1986-Ouagadougou-Hotel Independance; je prenais le diner a la piscine avec le legendaire cineaste Ousmane Sembene.
Au milieu du repas, un jeune homme longiligne d’une trentaine d’annees, en survetement de sport et chaussures ADIDAS s’approcha de notre table , et apostropha Sembene en l’appelant d’une voix joviale:`doyen’
Ce dernier se leva souriant, embrassa le jeune homme, se tourna vers moi et dit:`Abdoul Demba , je te presente le president du Fasso’.
THOMAS ISIDORE NOEL SANKARA , l’enfant terrible ,et bete noire des puissances occidentales m’apparut ainsi sans aucune pretention. Ce fut l’une des plus grosses surprises de ma vie.
Il tourna alors vers moi son fameux regard percant d’enfant, et me dit simplement qu’il serait tres heureux de me presenter a ses tres nombreux compatriotes qui sont de ma famille.
Je fus , apres quelques minutes de conversation, completement subjugue par sa connaissance encyclopedique des grands hommes du continent; de Samory Toure, Behanzin, Elhadj Omar Tall, et Nelson Mandela qui croupissait en prison en ce temps la.
Dans la foulee, il nous revela ,que C’EST DANS SES HABITUDES , CHAQUE SOIR, DE FAIRE SON JOGGING DANS LES RUES de la capitale, avec seulement 2 gardes.
A ces mots, un frisson me parcourut l’echine.
Je sentis un malaise premonitoire.
Cette premonition, qui ne me trompe jamais, s’est confirmee le lendemain, dans les rues de Ouaga, lorsqu’un cortege de 2 voitures seulement se fraya calmement un chemin dans la foule des passants; a bord de la R5 de tete, encore une fois: THOMAS SANKARA , presque sans garde, ni motards ou fanfare: seul avec son chauffeur.
Cette fois , je dis a haute voix a mon compagnon; qu’un president africain qui se sent aussi en paix avec sa conscience, au point d’avoir un pareil comportement, ne va surement pas durer au pouvoir.

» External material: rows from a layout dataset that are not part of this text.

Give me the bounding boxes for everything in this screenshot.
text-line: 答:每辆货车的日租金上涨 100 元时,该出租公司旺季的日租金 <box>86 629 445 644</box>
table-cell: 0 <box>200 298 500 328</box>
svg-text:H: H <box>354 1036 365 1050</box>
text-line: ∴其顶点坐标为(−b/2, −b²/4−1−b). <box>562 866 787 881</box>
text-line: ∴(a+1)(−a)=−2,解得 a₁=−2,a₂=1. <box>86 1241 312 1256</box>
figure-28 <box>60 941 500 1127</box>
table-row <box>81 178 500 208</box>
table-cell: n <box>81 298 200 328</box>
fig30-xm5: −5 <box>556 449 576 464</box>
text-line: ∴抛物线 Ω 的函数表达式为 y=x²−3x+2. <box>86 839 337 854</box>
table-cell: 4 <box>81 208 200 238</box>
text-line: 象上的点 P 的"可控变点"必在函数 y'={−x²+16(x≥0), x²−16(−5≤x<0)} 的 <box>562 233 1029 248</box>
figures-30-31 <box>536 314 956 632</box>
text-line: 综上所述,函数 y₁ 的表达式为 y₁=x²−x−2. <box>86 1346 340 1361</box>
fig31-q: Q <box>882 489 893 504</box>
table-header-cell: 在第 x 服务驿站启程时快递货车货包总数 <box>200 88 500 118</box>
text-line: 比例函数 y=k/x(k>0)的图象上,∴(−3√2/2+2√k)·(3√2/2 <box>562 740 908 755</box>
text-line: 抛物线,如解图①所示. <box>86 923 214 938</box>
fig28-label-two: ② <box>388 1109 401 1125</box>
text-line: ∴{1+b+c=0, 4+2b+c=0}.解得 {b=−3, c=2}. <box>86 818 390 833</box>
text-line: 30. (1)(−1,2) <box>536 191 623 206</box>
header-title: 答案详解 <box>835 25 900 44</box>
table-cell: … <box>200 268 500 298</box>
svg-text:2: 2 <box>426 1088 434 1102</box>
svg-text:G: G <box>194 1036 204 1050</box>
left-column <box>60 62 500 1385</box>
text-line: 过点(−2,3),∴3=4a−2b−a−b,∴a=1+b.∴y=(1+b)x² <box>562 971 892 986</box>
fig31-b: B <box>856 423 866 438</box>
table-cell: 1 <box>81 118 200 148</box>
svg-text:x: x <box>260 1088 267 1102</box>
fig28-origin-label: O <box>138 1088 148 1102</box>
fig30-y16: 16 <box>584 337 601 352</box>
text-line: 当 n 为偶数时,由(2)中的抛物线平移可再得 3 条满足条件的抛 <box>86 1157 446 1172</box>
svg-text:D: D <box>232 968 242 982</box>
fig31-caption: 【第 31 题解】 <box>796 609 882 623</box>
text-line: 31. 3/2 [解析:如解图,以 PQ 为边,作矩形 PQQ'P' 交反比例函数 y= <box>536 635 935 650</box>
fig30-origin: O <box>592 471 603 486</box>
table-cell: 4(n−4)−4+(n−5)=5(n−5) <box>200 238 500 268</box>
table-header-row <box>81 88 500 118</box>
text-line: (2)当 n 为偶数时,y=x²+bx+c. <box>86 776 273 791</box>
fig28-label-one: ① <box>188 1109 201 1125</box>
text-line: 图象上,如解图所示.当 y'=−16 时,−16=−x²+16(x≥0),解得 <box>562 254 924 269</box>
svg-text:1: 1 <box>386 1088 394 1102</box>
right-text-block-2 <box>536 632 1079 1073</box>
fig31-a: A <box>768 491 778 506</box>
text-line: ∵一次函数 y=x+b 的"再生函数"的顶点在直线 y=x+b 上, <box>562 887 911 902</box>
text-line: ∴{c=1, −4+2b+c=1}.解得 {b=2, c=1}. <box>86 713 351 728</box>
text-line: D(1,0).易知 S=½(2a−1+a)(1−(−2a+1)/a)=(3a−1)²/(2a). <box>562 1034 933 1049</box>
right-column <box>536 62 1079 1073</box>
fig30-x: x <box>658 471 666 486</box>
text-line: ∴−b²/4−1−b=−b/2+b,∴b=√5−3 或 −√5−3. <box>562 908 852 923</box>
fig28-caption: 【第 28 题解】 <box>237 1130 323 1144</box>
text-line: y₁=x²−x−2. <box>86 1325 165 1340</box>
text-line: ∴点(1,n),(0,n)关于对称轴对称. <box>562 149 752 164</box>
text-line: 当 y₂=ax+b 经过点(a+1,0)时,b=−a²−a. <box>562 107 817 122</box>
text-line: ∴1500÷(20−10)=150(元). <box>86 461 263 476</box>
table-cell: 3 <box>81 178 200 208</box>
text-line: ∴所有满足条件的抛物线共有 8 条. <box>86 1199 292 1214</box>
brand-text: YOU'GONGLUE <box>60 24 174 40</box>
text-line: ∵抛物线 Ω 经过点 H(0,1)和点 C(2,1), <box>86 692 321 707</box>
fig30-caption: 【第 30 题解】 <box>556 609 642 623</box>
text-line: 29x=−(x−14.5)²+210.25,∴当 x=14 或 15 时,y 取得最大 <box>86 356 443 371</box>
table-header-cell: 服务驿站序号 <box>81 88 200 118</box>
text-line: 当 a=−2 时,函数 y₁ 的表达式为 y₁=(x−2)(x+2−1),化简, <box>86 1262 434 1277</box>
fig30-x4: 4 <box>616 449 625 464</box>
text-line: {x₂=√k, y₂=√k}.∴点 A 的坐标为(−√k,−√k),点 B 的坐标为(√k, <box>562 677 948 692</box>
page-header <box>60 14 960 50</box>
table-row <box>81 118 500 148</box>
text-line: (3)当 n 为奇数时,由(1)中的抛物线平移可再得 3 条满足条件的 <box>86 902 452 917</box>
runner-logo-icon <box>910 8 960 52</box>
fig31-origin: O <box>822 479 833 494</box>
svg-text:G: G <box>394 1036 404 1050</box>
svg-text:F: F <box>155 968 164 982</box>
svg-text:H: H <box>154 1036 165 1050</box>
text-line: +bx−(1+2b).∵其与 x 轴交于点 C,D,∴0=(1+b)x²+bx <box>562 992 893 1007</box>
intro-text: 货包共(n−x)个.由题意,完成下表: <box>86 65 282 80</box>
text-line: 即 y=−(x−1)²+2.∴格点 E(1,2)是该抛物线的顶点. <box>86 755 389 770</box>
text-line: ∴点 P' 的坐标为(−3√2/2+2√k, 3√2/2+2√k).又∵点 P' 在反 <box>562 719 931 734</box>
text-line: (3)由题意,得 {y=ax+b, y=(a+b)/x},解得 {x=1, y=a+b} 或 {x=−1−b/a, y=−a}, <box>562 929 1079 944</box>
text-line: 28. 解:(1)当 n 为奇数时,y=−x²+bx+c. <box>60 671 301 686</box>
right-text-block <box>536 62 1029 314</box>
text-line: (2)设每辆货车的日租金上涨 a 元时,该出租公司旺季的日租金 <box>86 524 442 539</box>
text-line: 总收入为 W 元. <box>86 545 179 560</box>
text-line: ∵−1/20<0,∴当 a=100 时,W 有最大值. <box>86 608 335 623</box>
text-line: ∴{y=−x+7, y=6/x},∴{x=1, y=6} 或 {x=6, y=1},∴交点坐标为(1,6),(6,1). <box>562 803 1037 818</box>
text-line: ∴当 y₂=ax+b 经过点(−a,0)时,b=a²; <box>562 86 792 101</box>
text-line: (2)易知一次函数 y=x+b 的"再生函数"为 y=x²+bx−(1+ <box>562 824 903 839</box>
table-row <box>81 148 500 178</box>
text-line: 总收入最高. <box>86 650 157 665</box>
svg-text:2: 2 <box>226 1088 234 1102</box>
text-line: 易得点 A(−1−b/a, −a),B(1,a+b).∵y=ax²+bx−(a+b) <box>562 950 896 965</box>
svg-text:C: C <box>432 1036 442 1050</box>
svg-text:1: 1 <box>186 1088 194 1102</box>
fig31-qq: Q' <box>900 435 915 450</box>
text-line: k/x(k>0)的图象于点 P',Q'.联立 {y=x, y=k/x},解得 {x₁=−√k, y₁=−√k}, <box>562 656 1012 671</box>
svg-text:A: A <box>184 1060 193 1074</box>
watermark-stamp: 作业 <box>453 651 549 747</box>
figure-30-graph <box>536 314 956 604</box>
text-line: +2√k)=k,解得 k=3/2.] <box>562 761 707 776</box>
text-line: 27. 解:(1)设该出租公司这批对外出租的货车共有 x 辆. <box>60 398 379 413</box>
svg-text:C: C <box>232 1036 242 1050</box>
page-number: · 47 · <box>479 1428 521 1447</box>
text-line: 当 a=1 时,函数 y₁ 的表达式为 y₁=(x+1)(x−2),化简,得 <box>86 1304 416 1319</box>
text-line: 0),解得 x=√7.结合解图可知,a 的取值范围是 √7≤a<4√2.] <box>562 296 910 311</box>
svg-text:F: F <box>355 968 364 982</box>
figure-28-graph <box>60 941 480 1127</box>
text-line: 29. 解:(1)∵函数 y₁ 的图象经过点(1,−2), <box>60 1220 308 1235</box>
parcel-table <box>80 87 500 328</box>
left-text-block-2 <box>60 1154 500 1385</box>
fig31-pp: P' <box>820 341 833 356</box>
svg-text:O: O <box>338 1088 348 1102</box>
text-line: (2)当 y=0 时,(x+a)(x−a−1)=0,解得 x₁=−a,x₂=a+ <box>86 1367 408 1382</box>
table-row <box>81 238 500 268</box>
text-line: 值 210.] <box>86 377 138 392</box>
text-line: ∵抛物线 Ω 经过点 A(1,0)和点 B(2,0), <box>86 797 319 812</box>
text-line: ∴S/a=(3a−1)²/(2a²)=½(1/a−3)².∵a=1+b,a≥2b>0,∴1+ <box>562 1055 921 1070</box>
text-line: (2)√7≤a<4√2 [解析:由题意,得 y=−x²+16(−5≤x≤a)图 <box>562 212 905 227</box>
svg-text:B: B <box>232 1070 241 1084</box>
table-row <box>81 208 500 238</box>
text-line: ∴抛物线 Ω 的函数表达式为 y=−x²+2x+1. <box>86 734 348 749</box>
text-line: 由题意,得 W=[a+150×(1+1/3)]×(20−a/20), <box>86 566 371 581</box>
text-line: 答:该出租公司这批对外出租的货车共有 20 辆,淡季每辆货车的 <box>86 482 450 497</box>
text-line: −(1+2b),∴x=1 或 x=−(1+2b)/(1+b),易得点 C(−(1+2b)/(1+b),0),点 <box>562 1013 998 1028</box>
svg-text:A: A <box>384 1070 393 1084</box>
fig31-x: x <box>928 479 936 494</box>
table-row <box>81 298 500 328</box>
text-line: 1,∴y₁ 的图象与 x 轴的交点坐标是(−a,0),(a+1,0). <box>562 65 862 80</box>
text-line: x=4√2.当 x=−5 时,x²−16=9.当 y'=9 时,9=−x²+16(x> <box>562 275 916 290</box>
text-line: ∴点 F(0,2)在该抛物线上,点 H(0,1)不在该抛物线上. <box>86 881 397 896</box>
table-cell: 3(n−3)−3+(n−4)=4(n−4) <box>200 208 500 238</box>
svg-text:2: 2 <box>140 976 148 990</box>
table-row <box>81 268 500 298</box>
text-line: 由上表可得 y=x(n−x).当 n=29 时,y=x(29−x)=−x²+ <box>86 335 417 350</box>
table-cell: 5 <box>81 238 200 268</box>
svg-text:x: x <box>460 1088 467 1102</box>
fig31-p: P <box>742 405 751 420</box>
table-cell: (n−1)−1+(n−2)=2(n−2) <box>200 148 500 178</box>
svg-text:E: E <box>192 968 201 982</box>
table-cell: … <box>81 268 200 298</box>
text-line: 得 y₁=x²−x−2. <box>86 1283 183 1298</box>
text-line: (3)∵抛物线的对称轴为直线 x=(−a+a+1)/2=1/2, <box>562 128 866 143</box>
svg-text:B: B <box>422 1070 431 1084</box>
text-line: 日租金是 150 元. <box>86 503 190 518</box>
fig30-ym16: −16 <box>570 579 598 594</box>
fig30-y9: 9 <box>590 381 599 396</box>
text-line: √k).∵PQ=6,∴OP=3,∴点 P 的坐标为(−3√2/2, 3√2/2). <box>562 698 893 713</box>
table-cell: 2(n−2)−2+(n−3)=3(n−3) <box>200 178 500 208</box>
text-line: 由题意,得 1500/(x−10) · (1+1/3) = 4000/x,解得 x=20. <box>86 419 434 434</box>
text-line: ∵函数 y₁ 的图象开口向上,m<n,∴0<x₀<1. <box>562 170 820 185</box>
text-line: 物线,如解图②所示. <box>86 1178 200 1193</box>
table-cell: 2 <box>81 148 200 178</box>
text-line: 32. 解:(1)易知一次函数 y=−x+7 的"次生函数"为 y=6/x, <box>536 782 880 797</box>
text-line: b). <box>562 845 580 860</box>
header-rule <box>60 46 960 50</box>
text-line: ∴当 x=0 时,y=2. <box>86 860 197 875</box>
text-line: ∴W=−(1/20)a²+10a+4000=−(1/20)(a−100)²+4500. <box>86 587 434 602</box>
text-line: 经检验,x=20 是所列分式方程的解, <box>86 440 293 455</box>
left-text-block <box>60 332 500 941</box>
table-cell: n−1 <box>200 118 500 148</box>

Ceux qui durent ; ce sont les tricheurs , les criminels et les predateurs qui se cachent derriere un mur impenetrable de bodyguards.
L’histoire m’a malheureusement donne raison: 15 mois apres cette rencontre d’avec le capitaine SANKARA, comme un malheureux signe du destin, j’ai eu le triste devoir, lors du flash-info de 12 heures de RADIO-SENEGAL, du 15 octobre 1987; d’etre le premier journaliste senegalais a annoncer au micro son assassinat…Il venait d’avoir 38 ans…
Ainsi tombait un revolutionnaire qui a dirige son pays avec une totale simplicite, une transparence et une integrite dans la gestion des biens du peuple, jusqu’a ce jour , jamais atteintes par aucun autre president dans l’histoire de ce continent.
Jamais un president n’a ete aussi proche de son peuple comme le fut SANKARA.
Sous SANKARA, le Burkina avait atteint une totale AUTO-SUFFISANCE ALIMENTAIRE,tous les burkinabes etaient PROPRIETAIRES des maisons qu’ils habitaient, le pays connaissait le niveau de DELINQUANCE le plus bas AU MONDE, tous les soins MEDICAUX etaient GRATUITS, les mariages forces, l’excision et la polygamie etaient ERADIQUES, la taxe rurale SUPPRIMEE.
SANKARA n’a pas eleve une stupide statue a coup de milliards, il n’a pas construit d’absurdes ponts qui ne menent nulle part, ni un aeroport dont on pouvait se passer ou un grand theatre maconnique dont les milliards engloutis, auraient construit des hopitaux de standard international.
Non, Sankara a attaque les priorites et les a vaincues.
Toute la haine de l’occident a son egard, vient de cela.
Comparez ses resultats en 4 ans de pouvoir seulement, aux 50 ans d’independance du Senegal.
Il nya meme pas photo.
Au vu de ce que ce garcon a realise, tous les presidents senegalais qui se sont succedes a ce jour, devraient se cacher la face, de honte.
De Patrice Lumbumba, a Amilca Cabral; admettons que l’afrique n’a pas su proteger efficacement ses dignes fils. Par contre, nous savons garde ceux qui nous apportent que des torrents de larmes, comme Khadafi, ou Ablaye Wade.
Silence,ici ,on tue les enfants prodigues.